En étant en liberté avant son jugement, il ne se présente pas à son procès et se met donc en cavale. Dans le Cour d’Assises de L’Hérault, le 23 mars 2000, il est condamné à la réclusion criminelle à perpétuité par contumace.

Le 8 janvier 2001, il a froidement abattu quatre personnes dont deux policiers. Albert Foulchier a d’abord tué Pascal Herrero (45 ans), le mari de l’une de ses anciennes conquêtes, puis Maurice Michaud (52 ans), l’assureur qu’il pensait être de mèche avec Meffray. Les deux hommes avaient tous deux témoigné contre Albert Foulcher en 1993 dans son procès par contumace pour meurtre. Il a ensuite traqué Hervé Prior. Agé de 40 ans, père de trois enfants, il était policier à Narbonne, tout comme Patrick Rigaud (45 ans), la quatrième victime de l’ancien assureur.
La cavale d’Albert Foulcher aura duré dix jours. Après ses meurtres, les enquêteurs avaient placé sous surveillance tous les domiciles de la famille et des proches de l’ex-assureur, dont celui de sa compagne, Isabelle Suzic, où le tueur se trouvait.

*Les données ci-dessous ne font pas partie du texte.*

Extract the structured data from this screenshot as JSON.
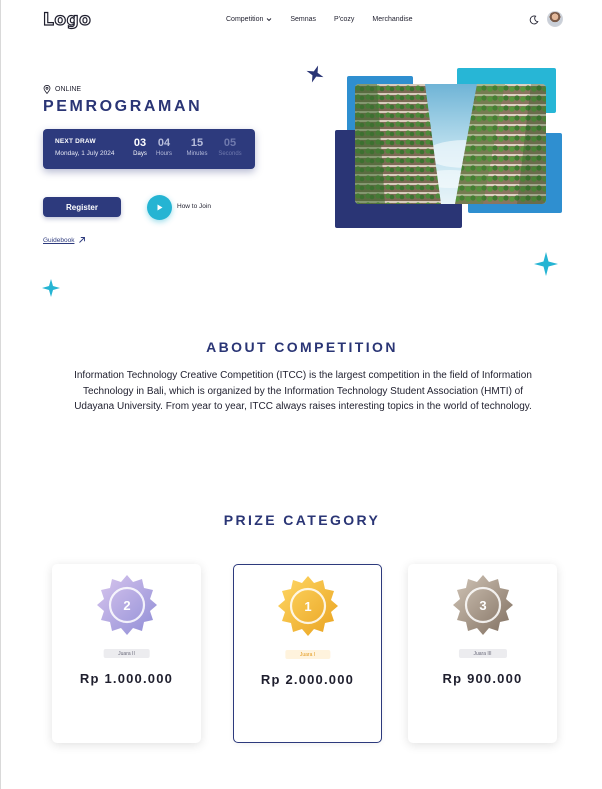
{
  "header": {
    "logo": "Logo",
    "nav": [
      {
        "label": "Competition",
        "has_dropdown": true
      },
      {
        "label": "Semnas"
      },
      {
        "label": "P'cozy"
      },
      {
        "label": "Merchandise"
      }
    ],
    "theme_icon": "moon-icon",
    "avatar_icon": "user-avatar"
  },
  "hero": {
    "location": "ONLINE",
    "title": "PEMROGRAMAN",
    "countdown": {
      "label": "NEXT DRAW",
      "date": "Monday, 1 July 2024",
      "units": [
        {
          "value": "03",
          "label": "Days"
        },
        {
          "value": "04",
          "label": "Hours"
        },
        {
          "value": "15",
          "label": "Minutes"
        },
        {
          "value": "05",
          "label": "Seconds"
        }
      ]
    },
    "register_label": "Register",
    "how_to_join_label": "How to Join",
    "guidebook_label": "Guidebook"
  },
  "about": {
    "heading": "ABOUT COMPETITION",
    "text": "Information Technology Creative Competition (ITCC) is the largest competition in the field of Information Technology in Bali, which is organized by the Information Technology Student Association (HMTI) of Udayana University. From year to year, ITCC always raises interesting topics in the world of technology."
  },
  "prizes": {
    "heading": "PRIZE CATEGORY",
    "cards": [
      {
        "rank": "2",
        "label": "Juara II",
        "amount": "Rp 1.000.000",
        "medal_color": "#b3a4e2",
        "badge_bg": "#ececef",
        "badge_color": "#6b6b7b"
      },
      {
        "rank": "1",
        "label": "Juara I",
        "amount": "Rp 2.000.000",
        "medal_color": "#f2b83a",
        "badge_bg": "#fff3dd",
        "badge_color": "#e39a1e"
      },
      {
        "rank": "3",
        "label": "Juara III",
        "amount": "Rp 900.000",
        "medal_color": "#a08f7c",
        "badge_bg": "#ececef",
        "badge_color": "#6b6b7b"
      }
    ]
  },
  "colors": {
    "primary": "#2d3a7d",
    "accent": "#25b4d3",
    "blue": "#2f8fd0"
  }
}
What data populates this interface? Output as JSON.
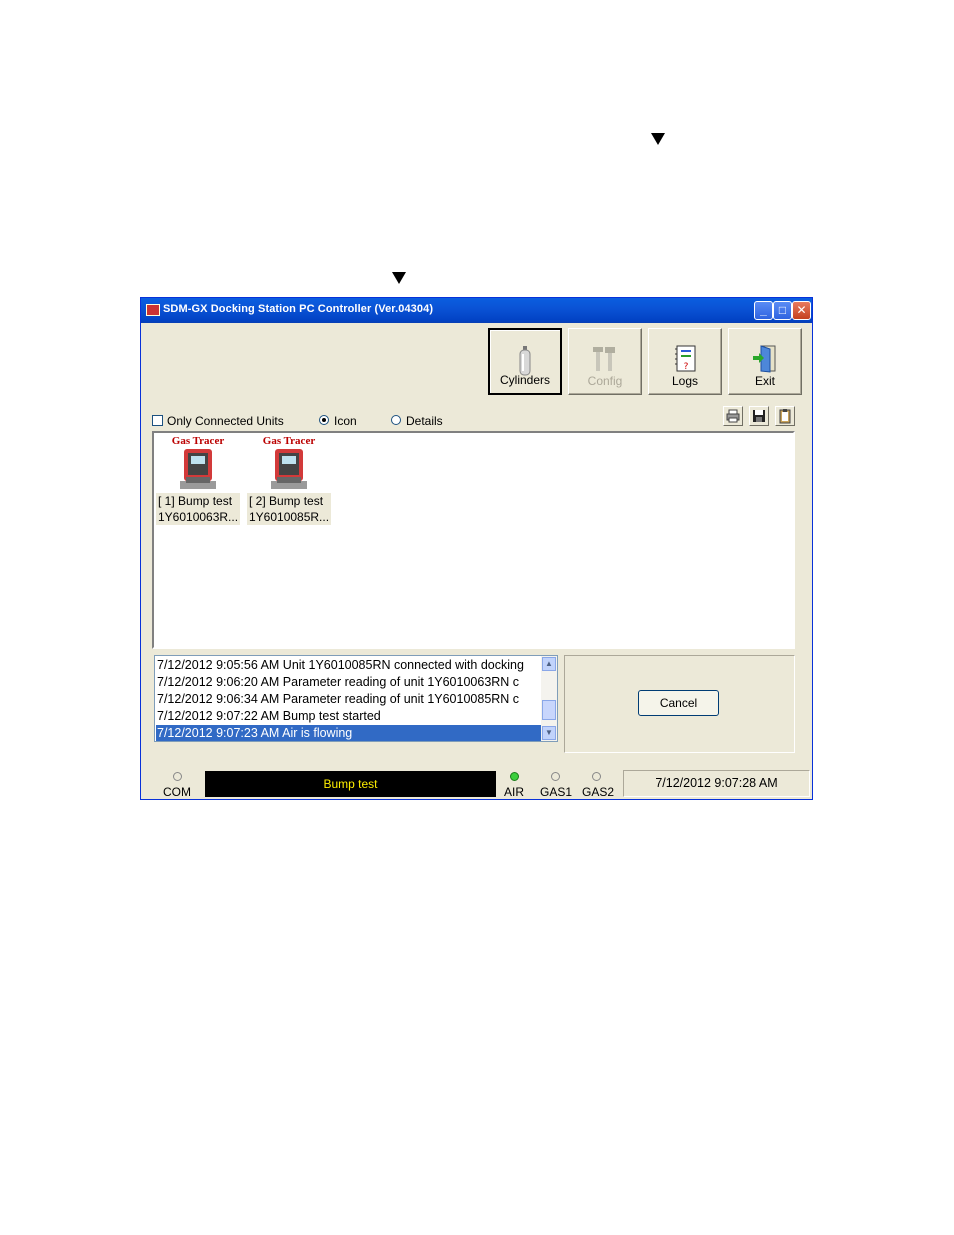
{
  "window": {
    "title": "SDM-GX Docking Station PC Controller (Ver.04304)"
  },
  "toolbar": {
    "buttons": [
      {
        "label": "Cylinders",
        "icon": "cylinder-icon",
        "enabled": true
      },
      {
        "label": "Config",
        "icon": "tools-icon",
        "enabled": false
      },
      {
        "label": "Logs",
        "icon": "logbook-icon",
        "enabled": true
      },
      {
        "label": "Exit",
        "icon": "exit-door-icon",
        "enabled": true
      }
    ]
  },
  "options": {
    "only_connected_label": "Only Connected Units",
    "only_connected_checked": false,
    "view_icon_label": "Icon",
    "view_details_label": "Details",
    "selected_view": "Icon"
  },
  "actions": {
    "icons": [
      "print-icon",
      "save-icon",
      "clipboard-icon"
    ]
  },
  "units": [
    {
      "brand": "Gas Tracer",
      "line1": "[ 1] Bump test",
      "line2": "1Y6010063R..."
    },
    {
      "brand": "Gas Tracer",
      "line1": "[ 2] Bump test",
      "line2": "1Y6010085R..."
    }
  ],
  "log": {
    "lines": [
      "7/12/2012 9:05:56 AM Unit 1Y6010085RN connected with docking",
      "7/12/2012 9:06:20 AM Parameter reading of unit 1Y6010063RN c",
      "7/12/2012 9:06:34 AM Parameter reading of unit 1Y6010085RN c",
      "7/12/2012 9:07:22 AM Bump test started",
      "7/12/2012 9:07:23 AM Air is flowing"
    ],
    "selected_index": 4
  },
  "panel": {
    "cancel_label": "Cancel"
  },
  "status": {
    "com_label": "COM",
    "message": "Bump test",
    "air_label": "AIR",
    "gas1_label": "GAS1",
    "gas2_label": "GAS2",
    "air_on": true,
    "datetime": "7/12/2012 9:07:28 AM"
  },
  "colors": {
    "titlebar": "#0a53d6",
    "selection": "#316ac5",
    "lcd_text": "#ffef00",
    "led_on": "#3ccf3c"
  }
}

C’est ici, quartier de la Grangette à Béziers, dans l’appartement de sa maîtresse Isabelle Susic, que l’histoire prend fin. Acculé et piégé par la police et le RAID, il finit par se suicider d’une balle dans la tête. Les forces de l’ordre finissent par retrouver son corps au petit matin après avoir pénétré dans l’appartement. Albert Foulcher reste juridiquement à ce jour présumé innocent en raison de sa mort qui a éteint l’action publique.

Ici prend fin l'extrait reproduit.